Son más de quince mil seres, desprovistos de todo, que recorren a diario la ciudad. Bajo la precaria protección de algún alero procuran en vano evitar que los aguaceros torrenciales los empapen. Duermen a la intemperie en las frías noches capitalinas o acampan en los caños fétidos, que comparten con las ratas, en los que encuentran un techo, refugio peligroso, pues las crecidas los pueden ahogar, como ocurrió hace pocos días en la calle sexta. Se cubren con cartones y periódicos, visten harapos. Algunos disponen de un compañero inseparable: un perro tan desdichado como el amo. Se alimentan de las sobras de los restaurantes o de lo que otras personas les ofrecen. Muchos escarban las basuras en busca de algo para vender. Son objeto del rechazo y el hostigamiento permanente.

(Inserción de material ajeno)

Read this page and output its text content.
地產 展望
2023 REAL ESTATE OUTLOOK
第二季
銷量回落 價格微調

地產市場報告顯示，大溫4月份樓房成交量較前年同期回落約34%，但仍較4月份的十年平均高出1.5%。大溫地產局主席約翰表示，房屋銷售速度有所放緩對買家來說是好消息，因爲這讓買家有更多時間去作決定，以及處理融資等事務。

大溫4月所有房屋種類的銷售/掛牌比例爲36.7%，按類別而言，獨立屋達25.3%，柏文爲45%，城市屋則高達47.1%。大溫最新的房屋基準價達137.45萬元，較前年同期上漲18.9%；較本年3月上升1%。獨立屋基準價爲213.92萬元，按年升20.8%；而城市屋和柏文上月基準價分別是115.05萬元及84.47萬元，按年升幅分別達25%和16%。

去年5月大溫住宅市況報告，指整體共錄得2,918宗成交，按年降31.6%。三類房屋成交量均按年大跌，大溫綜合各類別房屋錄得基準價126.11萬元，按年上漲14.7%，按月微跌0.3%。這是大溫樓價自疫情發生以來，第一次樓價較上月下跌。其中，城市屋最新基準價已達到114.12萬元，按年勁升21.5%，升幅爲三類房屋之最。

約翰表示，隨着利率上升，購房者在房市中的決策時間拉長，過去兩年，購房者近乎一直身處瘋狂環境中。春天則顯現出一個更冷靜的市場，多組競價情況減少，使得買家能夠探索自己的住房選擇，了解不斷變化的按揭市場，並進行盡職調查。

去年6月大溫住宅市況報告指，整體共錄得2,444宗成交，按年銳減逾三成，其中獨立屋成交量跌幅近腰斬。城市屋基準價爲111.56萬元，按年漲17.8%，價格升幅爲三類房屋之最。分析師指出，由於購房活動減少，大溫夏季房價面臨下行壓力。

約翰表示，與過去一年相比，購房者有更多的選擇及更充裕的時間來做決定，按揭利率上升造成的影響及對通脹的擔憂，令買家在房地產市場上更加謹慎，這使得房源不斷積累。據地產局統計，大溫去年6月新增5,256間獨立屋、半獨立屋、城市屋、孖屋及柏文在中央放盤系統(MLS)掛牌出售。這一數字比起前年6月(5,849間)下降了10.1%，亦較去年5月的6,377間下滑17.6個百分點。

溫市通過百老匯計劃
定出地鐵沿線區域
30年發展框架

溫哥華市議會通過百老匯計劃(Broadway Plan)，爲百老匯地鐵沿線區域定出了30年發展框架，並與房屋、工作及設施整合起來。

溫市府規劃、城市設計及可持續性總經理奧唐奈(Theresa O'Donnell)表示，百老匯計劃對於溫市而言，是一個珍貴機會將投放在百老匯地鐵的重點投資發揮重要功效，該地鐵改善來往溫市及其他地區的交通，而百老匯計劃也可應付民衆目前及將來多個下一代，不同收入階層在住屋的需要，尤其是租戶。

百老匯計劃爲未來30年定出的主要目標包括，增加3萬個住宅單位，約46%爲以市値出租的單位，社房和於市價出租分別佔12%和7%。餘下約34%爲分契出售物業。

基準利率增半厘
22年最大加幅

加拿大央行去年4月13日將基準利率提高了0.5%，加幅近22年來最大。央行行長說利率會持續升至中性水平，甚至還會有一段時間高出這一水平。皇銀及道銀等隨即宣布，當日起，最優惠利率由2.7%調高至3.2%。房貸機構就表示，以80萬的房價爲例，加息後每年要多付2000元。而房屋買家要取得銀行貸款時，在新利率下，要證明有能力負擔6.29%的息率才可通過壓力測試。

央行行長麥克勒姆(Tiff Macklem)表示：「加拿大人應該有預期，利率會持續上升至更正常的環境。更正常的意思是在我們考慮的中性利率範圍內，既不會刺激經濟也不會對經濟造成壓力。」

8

Su número se ha venido incrementando dramáticamente. En el 2007 eran unos 8.385; en 2011, 9.614, y en 2015, 15.310. Un aumento de casi 83 % en nueve años. Para refutar a quienes aseveran que se trata de un  modo de vida de libre elección, basta con señalar que cerca de la mitad, el 39 %, se vieron lanzados a la calle siendo menores de edad: 2 % antes de cumplir los cinco años, 22 % entre los seis y los trece y 15 % entre los catorce y los diez y siete. El 1 % afrontaron esta condición miserable después de cumplir los sesenta años (Ibidem). No son escasos quienes padecen enfermedades mentales, como trastorno afectivo bipolar, psicosis, depresión o esquizofrenia y diferentes tipos de adicciones. Otros comenzaron su deambular cuando fueron despojados violentamente de sus parcelas y viviendas, en distintas regiones del país, o perdieron el empleo que muy precariamente les permitía pagar una pieza en un inquilinato y comprar un plato de comida una o dos veces al día. En la historia de cada uno de estos seres desventurados se retrata la naturaleza oprobiosa del sistema social colombiano.

La vida callejera no es otra cosa que una manifestación brutal del pauperismo. El país ha venido conociendo el aterrador drama de la desnutrición infantil, que causa miles de muertes o de deficiencias en el desarrollo físico y mental desde los primeros años de vida. Solo en la Capital, los casos de desnutrición aguda de la niñez rondan los tres mil, para no hablar de la Guajira o de Guaviare o de Chocó. Menos comentada es la situación de los ancianos: entre los años 2012 y 2015 murieron en Colombia más de 3.899 mayores de sesenta años por causas relacionadas con la desnutrició. Además, en el país se suicidan 1.833 personas cada año. La enfermedad mental, que aflige a un elevado porcentaje de los indigentes, afecta a una parte considerable de la población bogotana, y tal patología es la que enfrenta mayores barreras para obtener atención médica. La debacle social es superior a la que muestran estas cifras, que son oficiales, porque las estadísticas subregistran los casos, ocultan una parte del problema real.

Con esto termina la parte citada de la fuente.